# Part 1 - Data Preprocessing

### Index

- [Dependent and Independent](#depind)
- [Missing values](#missval)
- [Categorical variables](#catvar)
- [Training and test set](#traintest)
- [Feature Scaling](#featscale)

In [63]:
import pandas as pd
import numpy as np
import matplotlib.pyplot as plt

In [64]:
df = pd.read_csv('Data.csv')

<a id='depind'></a>
##### 1. Dependent and Independent Variables
> We split the dataframe into dependent and independed variables.

In [65]:
# Independent variables
x = df.iloc[:, :-1].values
# Dependent variables
y = df.iloc[:, 3].values

<a id='missval'> </a>
##### 2. Missing values
> We now need to fill in missing values in our dataset. This is done by filling up the mean.
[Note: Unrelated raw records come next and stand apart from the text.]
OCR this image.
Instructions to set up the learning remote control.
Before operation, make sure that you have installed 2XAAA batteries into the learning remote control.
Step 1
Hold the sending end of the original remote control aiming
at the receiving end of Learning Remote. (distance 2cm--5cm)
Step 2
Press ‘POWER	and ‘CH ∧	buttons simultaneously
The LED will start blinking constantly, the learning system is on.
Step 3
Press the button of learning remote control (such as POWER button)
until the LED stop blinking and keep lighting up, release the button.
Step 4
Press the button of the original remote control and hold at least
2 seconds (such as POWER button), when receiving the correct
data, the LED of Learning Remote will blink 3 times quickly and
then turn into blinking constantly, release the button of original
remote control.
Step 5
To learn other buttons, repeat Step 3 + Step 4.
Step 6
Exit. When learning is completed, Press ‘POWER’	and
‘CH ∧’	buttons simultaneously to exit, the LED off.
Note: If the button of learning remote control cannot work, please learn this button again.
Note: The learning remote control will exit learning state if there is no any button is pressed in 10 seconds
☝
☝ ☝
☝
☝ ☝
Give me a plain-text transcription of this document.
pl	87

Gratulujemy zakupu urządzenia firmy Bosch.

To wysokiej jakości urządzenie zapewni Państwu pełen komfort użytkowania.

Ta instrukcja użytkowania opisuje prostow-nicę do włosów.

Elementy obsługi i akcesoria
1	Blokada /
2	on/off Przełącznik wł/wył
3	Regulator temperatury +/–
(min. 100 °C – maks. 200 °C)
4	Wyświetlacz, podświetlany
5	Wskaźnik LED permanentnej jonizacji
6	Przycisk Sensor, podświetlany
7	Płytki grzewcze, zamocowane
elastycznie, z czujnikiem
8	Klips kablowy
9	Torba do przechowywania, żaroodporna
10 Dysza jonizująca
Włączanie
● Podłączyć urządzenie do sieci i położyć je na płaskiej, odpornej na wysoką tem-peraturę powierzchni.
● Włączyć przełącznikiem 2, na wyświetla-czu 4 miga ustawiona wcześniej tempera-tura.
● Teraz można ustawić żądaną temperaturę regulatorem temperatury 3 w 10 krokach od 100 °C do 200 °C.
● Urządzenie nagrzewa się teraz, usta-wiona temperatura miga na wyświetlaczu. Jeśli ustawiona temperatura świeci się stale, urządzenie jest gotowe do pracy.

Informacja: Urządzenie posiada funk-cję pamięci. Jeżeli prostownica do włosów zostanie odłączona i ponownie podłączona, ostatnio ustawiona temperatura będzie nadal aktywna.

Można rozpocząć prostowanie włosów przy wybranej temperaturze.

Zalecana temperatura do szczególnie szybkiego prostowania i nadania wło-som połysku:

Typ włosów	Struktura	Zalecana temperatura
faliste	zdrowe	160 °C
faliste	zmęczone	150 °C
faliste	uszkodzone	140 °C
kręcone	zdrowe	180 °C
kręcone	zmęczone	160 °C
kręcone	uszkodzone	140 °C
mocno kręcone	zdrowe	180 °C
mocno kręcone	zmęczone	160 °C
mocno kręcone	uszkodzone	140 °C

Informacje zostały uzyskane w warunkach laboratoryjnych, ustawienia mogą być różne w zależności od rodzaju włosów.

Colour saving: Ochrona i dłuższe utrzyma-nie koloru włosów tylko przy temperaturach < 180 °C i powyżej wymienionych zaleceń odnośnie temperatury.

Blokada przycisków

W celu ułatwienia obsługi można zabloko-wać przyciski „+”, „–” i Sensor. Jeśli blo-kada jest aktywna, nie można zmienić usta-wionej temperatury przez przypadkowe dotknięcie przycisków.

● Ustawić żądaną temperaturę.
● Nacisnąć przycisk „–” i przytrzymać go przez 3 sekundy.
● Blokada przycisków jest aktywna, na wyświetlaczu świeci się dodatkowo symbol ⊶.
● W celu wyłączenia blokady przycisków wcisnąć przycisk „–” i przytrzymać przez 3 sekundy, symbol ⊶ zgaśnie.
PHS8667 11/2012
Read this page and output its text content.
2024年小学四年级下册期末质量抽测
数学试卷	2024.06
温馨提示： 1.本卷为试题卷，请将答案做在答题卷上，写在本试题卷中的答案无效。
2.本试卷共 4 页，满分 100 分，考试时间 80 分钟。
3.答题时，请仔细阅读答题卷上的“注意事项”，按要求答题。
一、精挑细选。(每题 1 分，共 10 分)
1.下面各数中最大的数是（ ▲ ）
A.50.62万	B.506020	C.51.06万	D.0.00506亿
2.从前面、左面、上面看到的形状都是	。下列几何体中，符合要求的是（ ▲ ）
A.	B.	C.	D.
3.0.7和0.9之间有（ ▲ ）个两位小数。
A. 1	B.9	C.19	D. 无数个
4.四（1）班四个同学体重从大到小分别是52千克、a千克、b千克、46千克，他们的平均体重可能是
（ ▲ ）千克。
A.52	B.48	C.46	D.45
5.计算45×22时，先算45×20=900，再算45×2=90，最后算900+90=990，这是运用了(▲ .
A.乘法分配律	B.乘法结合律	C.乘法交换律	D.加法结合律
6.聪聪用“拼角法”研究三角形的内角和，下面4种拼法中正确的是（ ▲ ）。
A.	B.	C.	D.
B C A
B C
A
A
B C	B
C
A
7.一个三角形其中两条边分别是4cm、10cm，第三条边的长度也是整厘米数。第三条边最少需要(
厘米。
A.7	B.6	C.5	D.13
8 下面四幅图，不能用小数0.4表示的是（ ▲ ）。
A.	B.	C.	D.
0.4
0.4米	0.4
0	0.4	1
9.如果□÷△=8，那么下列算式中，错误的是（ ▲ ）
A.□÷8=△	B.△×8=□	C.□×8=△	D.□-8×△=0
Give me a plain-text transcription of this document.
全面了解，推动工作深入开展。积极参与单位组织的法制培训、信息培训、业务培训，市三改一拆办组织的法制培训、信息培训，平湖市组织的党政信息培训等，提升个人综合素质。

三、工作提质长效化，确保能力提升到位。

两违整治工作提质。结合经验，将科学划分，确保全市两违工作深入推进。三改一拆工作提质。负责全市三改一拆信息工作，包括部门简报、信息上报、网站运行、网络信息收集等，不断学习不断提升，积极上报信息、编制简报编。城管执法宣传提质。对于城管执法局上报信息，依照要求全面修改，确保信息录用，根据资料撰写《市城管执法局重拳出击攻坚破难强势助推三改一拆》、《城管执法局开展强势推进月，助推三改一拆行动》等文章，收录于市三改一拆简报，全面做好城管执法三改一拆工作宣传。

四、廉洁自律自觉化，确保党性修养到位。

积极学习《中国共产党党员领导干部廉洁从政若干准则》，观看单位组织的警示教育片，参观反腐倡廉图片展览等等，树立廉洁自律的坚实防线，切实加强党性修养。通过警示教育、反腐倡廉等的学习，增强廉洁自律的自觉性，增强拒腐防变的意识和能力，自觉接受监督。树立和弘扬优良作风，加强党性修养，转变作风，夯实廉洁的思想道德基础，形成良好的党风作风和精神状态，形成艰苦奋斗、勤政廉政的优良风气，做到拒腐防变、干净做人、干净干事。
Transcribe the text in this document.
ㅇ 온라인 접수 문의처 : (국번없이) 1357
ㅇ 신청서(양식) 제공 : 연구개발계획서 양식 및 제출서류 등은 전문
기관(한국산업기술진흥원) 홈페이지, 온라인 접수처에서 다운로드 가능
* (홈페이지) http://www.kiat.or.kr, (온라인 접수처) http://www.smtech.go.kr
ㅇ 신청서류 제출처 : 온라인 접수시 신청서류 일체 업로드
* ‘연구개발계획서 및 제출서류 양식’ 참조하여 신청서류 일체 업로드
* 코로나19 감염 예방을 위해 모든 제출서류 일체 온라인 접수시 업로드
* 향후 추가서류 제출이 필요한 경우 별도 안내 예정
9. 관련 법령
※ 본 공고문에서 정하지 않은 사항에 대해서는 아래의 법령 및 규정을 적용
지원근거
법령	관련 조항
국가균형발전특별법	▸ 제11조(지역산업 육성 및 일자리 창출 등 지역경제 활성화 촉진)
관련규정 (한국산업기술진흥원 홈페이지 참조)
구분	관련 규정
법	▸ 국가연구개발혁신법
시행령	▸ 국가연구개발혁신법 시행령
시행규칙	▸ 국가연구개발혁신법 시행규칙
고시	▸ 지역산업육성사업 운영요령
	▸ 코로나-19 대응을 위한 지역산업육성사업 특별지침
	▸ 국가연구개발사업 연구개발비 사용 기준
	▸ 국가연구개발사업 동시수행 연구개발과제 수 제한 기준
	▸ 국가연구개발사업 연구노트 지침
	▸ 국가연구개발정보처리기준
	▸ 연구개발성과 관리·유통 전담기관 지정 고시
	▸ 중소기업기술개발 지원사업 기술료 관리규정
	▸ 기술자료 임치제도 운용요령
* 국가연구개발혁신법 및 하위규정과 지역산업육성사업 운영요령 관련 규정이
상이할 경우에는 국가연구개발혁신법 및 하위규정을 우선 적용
We do this using scikitlearn.

In [66]:
from sklearn.preprocessing import Imputer

In [67]:
imputer = Imputer(missing_values = 'NaN', strategy = 'mean', axis = 0)
imputer = imputer.fit(x[:, 1:3])
x[:, 1:3] = imputer.transform(x[:, 1:3])
x

array([['France', 44.0, 72000.0],
       ['Spain', 27.0, 48000.0],
       ['Germany', 30.0, 54000.0],
       ['Spain', 38.0, 61000.0],
       ['Germany', 40.0, 63777.77777777778],
       ['France', 35.0, 58000.0],
       ['Spain', 38.77777777777778, 52000.0],
       ['France', 48.0, 79000.0],
       ['Germany', 50.0, 83000.0],
       ['France', 37.0, 67000.0]], dtype=object)

<a id='catvar'></a>
###### 3. Categorical variables
>Using scikit learn encoder library

label encoding and one hot encoding.

In [68]:
from sklearn.preprocessing import LabelEncoder, OneHotEncoder

In [69]:
#label encoder, usually can be used for true or false or yes or no data.
label_encoder_y = LabelEncoder()
y = label_encoder_y.fit_transform(y=y)
y

array([0, 1, 0, 0, 1, 1, 0, 1, 0, 1])

In [70]:
# First the label encoding is used and then, they are converted to one hot values.
label_x = LabelEncoder()
x[:, 0] = label_x.fit_transform(x[:, 0])
onehotencoder = OneHotEncoder(categorical_features = [0])
x = onehotencoder.fit_transform(x).toarray()

<a id='traintest'></a>
##### 4. Training set and Test set.
> The given data is basically split into two sets, Training set and test set.

In [71]:
from sklearn.cross_validation import train_test_split;

In [78]:
x_train, x_test, y_train, y_test = train_test_split(x, y, test_size=0.2, random_state=0)
y_train, y_test

(array([1, 1, 1, 0, 1, 0, 0, 1]), array([0, 0]))

<a id='featscale'></a>
##### 5. Feature scaling
> It is very important that our data is in the same range. This is because, the data with the larger data range will dominate the feature learning if we do not normalize it or standardize it.

In [74]:
from sklearn.preprocessing import StandardScaler

In [79]:
# This object will hold the scaler transformation data of the particular data we are fitting.
sc_x = StandardScaler()
x_train = sc_x.fit_transform(x_train)
x_test = sc_x.transform(x_test)

> The categorical variables encoded as dummy variables are transformed based on the application. While it increases the accuracy of our model, it makes it difficult to identify the correct value of our categorical variable.